In 402, a user (e.g., a medical professional) may insert a medical device such as medical device 10 into a subject (e.g., a kidney). This insertion may be part of a medical procedure such as a ureteroscopy, and may be through a natural orifice or an incision.

In 404, the user positions a distal end portion (e.g., distal end portion 26) of the medical device at a target site of the subject, such as a kidney. The user may navigate the distal portion through the anatomical curves and/or through one or more body lumens of the subject to the target site.

In 406, one or more sensors coupled to a distal end (e.g., distal end 30) of the distal portion measure one or more parameters and/or patterns at the target site. For example, a temperature sensor (e.g., temperature sensor 42) may measure temperatures at the target site as the user manipulates distal end portion 26 at the target site as part of the medical procedure.

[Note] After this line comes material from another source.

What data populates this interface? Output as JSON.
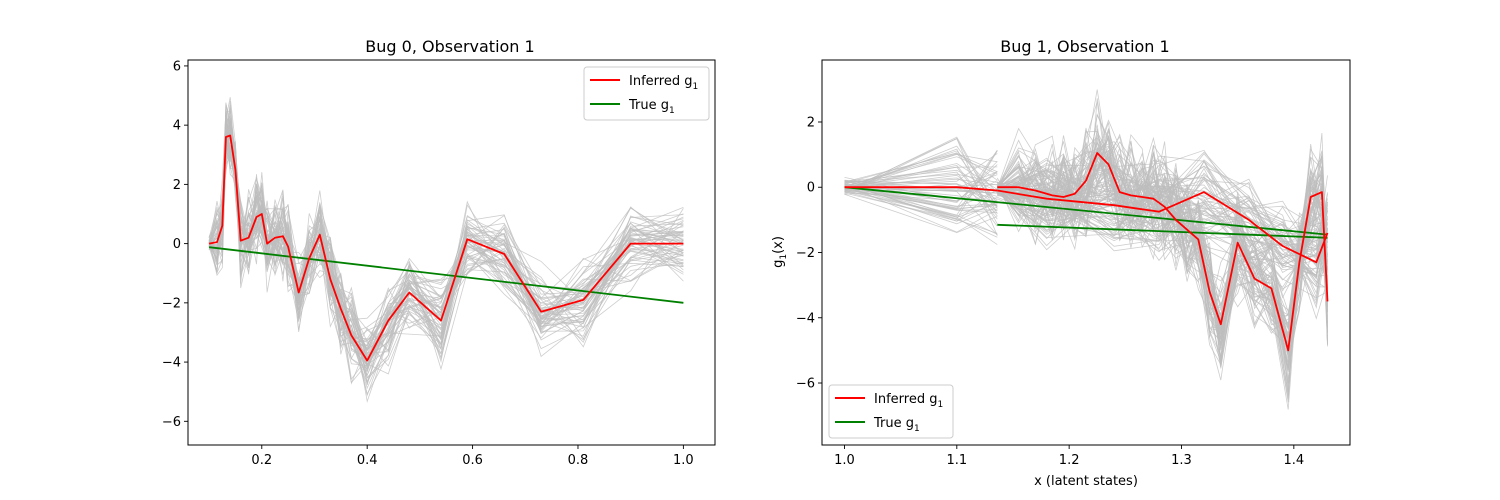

In 408, the medical device determines, based on the one or more measured parameters by the one or more sensors, that a first condition (e.g., a threshold) has been satisfied. For example, a temperature threshold may have been satisfied or exceeded, as shown in FIG. 3.

In 410, upon satisfaction of at least the first condition, the medical device generates haptic feedback. For example, the medical device may generate haptic feedback in a handle portion (e.g., handle 12) of the medical device, and/or may generate haptic feedback in another portion of the medical device or in a remote system (e.g. a wristwatch, glove, chest strap, etc.). The haptic feedback pattern and intensity may be associated with a given condition.

Providing haptic feedback in a medical device allows a user to keep their attention on imaging from the patient and not repeatedly divert their gaze to monitor sensor output data. Systems, devices, and methods of this disclosure may prevent procedural complications, reduce procedure time, and prevent medical professional mistakes during a medical procedure, for example by allowing a user to maintain focus on an imaging monitor and simultaneously become aware of an undesirable condition in the patient, such as a dangerous temperature increase or a dangerous pressure level within the body of the patient.

While principles of this disclosure are described herein with the reference to illustrative examples in a particular context and for particular medical procedures, it should be understood that the disclosure is not limited thereto. Those having ordinary skill in the art and access to the teachings provided herein will recognize additional modifications, applications, and substitution of equivalents all fall within the scope of the examples described herein. Accordingly, the invention is not to be considered as limited by the foregoing description.